El calor la consumía por todas partes. Los dedos y el cuerpo de Reyhan quemaban al tacto. Emma quería despojarlo de la ropa y desnudarse ella misma. La espaciosa sala y los suelos de mármol no ofrecían ni intimidad ni comodidad, pero no le importaba.

Susurró su nombre, y cuando la boca de Reyhan volvió a reclamar la suya, fue ella quien le pasó la lengua por el labio inferior, antes de deslizarse en el interior.

Reyhan sabía a café, con una vaga dulzura que ella no pudo identificar. Seguían presionados el uno contra el otro, y él empezó a frotar la erección contra su vientre. Ella deseó ponerse de puntillas para que el roce fuera… allí.

Una de las manos de Reyhan se desplazó desde el trasero hasta la cadera, y empezó a subir. Los pechos de Emma se hincharon, esperando recibir su tacto. Ella le echó los brazos al cuello y se aferró a él para no caer desplomada cuando la mano llegara a su destino. Ésta se acercaba más y más, hasta que ella casi le suplicó que se apresurara. Al fin le tomó el pecho derecho y le acarició el pezón endurecido con el pulgar. Un intenso placer la recorrió como un rayo. Jadeó y le mordisqueó el labio inferior mientras seguía acariciándola. Podía sentir cómo aumentaba la tensión entre sus muslos, la humedad de sus braguitas y el temblor de sus piernas.

Y entonces el contacto se interrumpió bruscamente. Reyhan retrocedió y la miró a los ojos. Respiraba agitadamente. La pasión ardía en su mirada y endurecía las líneas de su rostro.

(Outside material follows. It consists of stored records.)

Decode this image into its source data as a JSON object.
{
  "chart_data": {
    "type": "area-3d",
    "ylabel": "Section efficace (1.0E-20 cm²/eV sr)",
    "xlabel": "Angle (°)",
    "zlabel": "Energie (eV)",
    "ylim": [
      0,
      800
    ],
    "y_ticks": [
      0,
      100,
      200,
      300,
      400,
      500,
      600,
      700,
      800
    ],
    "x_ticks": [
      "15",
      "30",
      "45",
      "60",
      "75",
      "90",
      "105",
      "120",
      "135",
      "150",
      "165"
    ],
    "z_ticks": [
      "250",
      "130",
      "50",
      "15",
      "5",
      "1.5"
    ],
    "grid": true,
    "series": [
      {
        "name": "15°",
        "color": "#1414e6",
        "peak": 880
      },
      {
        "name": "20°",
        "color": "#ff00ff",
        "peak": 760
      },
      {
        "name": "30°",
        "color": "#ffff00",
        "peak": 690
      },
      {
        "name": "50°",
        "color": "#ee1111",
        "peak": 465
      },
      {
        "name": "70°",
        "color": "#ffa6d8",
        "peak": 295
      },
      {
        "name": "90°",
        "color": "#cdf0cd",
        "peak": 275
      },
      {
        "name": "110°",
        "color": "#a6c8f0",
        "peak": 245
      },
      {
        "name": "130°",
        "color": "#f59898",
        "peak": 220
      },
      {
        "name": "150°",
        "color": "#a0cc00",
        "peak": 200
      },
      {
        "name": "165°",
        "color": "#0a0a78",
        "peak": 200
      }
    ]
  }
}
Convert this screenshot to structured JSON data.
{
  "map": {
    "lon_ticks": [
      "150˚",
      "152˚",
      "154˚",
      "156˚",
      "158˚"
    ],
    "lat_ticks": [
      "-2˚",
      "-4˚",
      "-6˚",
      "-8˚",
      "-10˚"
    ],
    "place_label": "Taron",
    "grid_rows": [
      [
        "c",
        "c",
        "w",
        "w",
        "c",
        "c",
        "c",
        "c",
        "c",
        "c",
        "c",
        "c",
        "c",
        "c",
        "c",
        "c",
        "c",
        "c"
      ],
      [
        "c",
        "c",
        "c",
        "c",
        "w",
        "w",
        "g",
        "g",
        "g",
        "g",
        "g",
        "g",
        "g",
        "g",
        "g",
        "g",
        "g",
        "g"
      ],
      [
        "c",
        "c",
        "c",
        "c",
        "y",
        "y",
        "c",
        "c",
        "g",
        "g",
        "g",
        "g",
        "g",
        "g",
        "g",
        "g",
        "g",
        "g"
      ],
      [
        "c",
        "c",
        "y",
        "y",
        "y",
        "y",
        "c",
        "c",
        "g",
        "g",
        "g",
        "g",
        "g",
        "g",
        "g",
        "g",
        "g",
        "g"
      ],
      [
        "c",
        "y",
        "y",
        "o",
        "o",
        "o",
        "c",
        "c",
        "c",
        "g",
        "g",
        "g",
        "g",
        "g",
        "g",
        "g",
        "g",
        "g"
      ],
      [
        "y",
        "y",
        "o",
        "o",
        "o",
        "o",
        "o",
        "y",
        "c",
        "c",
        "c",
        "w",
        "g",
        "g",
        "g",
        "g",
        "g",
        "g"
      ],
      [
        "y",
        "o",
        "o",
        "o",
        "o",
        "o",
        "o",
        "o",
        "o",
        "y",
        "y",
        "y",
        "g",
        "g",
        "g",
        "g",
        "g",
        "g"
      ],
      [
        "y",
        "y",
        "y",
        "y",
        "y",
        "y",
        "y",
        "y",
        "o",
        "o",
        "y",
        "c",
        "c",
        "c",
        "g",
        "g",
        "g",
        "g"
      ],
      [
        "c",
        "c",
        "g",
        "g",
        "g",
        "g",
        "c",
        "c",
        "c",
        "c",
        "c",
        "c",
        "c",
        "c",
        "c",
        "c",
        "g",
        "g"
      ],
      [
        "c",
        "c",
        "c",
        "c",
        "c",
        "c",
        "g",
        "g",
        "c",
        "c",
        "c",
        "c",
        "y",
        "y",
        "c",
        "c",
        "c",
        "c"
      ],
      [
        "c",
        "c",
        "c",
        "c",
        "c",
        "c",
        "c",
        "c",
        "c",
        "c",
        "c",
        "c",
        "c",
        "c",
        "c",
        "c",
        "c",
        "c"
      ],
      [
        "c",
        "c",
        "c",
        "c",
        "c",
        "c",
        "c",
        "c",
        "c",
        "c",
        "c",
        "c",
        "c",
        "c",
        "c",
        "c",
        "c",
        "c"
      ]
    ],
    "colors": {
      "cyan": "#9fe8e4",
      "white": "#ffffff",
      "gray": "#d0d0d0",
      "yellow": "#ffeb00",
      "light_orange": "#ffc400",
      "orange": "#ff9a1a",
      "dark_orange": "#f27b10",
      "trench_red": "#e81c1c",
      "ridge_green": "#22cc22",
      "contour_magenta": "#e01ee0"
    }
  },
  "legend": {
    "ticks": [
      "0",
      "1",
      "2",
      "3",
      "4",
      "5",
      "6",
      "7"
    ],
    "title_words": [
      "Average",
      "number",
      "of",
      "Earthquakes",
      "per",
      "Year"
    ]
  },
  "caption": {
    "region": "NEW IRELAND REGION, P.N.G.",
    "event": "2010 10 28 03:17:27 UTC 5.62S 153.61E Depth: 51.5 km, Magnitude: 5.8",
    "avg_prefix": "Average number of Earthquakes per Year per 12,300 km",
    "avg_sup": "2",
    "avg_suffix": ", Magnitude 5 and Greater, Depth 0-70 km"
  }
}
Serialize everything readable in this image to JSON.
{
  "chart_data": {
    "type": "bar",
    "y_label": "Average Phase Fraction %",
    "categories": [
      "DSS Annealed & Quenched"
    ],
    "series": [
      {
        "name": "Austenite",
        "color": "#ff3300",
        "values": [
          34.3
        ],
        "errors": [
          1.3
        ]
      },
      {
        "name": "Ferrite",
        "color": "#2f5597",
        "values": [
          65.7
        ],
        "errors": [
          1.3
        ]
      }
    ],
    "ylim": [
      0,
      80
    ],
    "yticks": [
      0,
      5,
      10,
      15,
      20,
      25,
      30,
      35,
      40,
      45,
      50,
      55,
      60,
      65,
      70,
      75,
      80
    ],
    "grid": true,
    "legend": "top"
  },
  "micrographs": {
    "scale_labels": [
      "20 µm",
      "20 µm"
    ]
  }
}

Ella no tuvo el valor de bajar la mirada para comprobarlo, pero sabía que la deseaba.

Permanecieron mirándose el uno al otro durante lo que pareció una eternidad. Emma deseaba saber qué decir, o cómo preguntarle por qué se había detenido cuando era obvio que ambos deseaban lo mismo. Pero en su vida nada la había preparado para una reacción semejante, así que no pudo encontrar las palabras.

– Tengo que volver a mi despacho -dijo finalmente Reyhan-. Encontrarás el camino de vuelta a tus aposentos.